Como já foi referido, o Ministério Público emitiu mandados de detenção a cinco pessoas. Gostaria então de explicar, de que modo estes indivíduos estão envolvidos em alegados esquemas de corrupção. Eu optei por dividir este assunto em três partes a saber: a relação entre Lacerda Machado com os administradores da Start Campus, a busca policial realizada no gabinete de Vítor Escária e a detenção do presidente da Câmara Municipal de Sines, Nuno Mascarenhas.
Primeiro, Lacerda Machado foi premiado com as ações da Start Campus. Num período de sete meses, este foi titular das ações da referida empresa, que correspondem a 0,5% do capital da mesma. Em troca, recebeu 143 mil euros a fim de utilizar a sua amizade pessoal com António Costa para favorecer o consórcio que instalou um data center em Sines. O despacho de indiciação publicado pelo Ministério Público refere que Lacerda Machado recebeu esta quantia monetária a partir de janeiro de 2022 e declarou-a ao Fisco, como rendimentos de categoria 8. No entanto, este nunca prestou serviços jurídicos, nem exerceu práticas de advocacia para a referida empresa. Salienta-se ainda que, a Start Campus é controlada pelos fundos Davidson Kempner e Pioneer Point Partners. Esta informação é importante, uma vez que Lacerda Machado é consultor do último. Segundo, a PSP e os procuradores do Ministério Público apreenderam 75.800 euros em numerário, no âmbito da Operação Influencer. Esta quantia de dinheiro foi encontrada no gabinete de Vítor Escária, que se localiza na Residência Oficial do Primeiro-Ministro.

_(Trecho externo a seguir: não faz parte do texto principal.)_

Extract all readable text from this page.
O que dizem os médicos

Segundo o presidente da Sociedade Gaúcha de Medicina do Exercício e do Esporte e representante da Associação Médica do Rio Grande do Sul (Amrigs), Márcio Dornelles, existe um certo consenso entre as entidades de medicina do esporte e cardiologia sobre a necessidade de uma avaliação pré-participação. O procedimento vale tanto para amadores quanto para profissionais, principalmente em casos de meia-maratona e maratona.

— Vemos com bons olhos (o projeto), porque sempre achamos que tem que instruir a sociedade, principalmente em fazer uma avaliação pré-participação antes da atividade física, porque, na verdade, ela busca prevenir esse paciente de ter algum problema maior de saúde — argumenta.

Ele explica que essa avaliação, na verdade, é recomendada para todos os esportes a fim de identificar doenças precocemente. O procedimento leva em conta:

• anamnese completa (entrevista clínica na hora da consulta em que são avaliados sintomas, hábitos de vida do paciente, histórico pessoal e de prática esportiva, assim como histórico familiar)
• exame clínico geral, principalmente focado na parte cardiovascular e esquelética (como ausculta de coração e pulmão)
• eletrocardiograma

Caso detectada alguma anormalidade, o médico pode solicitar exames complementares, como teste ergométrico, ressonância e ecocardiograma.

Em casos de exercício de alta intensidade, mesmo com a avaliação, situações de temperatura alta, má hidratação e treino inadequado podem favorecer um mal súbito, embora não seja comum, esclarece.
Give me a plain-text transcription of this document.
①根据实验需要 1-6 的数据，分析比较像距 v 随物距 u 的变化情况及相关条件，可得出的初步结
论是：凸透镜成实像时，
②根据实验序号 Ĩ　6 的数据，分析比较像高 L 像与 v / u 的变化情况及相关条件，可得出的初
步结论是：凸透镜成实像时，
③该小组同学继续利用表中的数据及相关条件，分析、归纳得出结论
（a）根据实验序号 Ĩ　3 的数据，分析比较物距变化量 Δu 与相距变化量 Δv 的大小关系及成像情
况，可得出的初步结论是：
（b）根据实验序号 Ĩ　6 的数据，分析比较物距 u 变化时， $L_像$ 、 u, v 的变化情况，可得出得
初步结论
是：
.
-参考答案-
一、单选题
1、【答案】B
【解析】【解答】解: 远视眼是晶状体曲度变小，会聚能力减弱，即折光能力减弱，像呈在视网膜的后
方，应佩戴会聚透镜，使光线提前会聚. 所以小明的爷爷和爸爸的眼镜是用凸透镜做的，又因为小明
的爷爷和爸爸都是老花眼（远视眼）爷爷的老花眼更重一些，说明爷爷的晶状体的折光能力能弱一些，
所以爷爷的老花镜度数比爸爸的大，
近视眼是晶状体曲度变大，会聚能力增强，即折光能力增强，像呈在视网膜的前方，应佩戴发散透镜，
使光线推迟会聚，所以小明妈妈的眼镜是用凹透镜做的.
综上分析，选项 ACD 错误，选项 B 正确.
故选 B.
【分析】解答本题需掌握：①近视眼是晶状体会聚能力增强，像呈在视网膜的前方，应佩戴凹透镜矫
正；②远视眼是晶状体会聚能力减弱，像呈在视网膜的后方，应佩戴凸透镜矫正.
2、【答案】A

Terceiro, Nuno Mascarenhas está indiciado não só por um crime de corrupção passiva, como também por um crime de prevaricação. O autarca do PS pediu um patrocínio de cinco mil euros para um festival de música, e um valor desconhecido destinado às equipas de futebol da região. A finalidade em causa era facilitar os procedimentos administrativos em curso na autarquia, relacionados com a construção do data center da Start Campus. Este projeto trata-se de um conjunto de nove edifícios, apoiado em 495 megawatts de potência. O investimento necessário é de 5,7 mil milhões de euros.
Em modo de conclusão, as suspeitas existentes de corrupção nos negócios associados quer à exploração de lítio, quer aos projetos de hidrogénio originaram uma investigação judicial que colocou um ponto final no XXIII Governo Constitucional.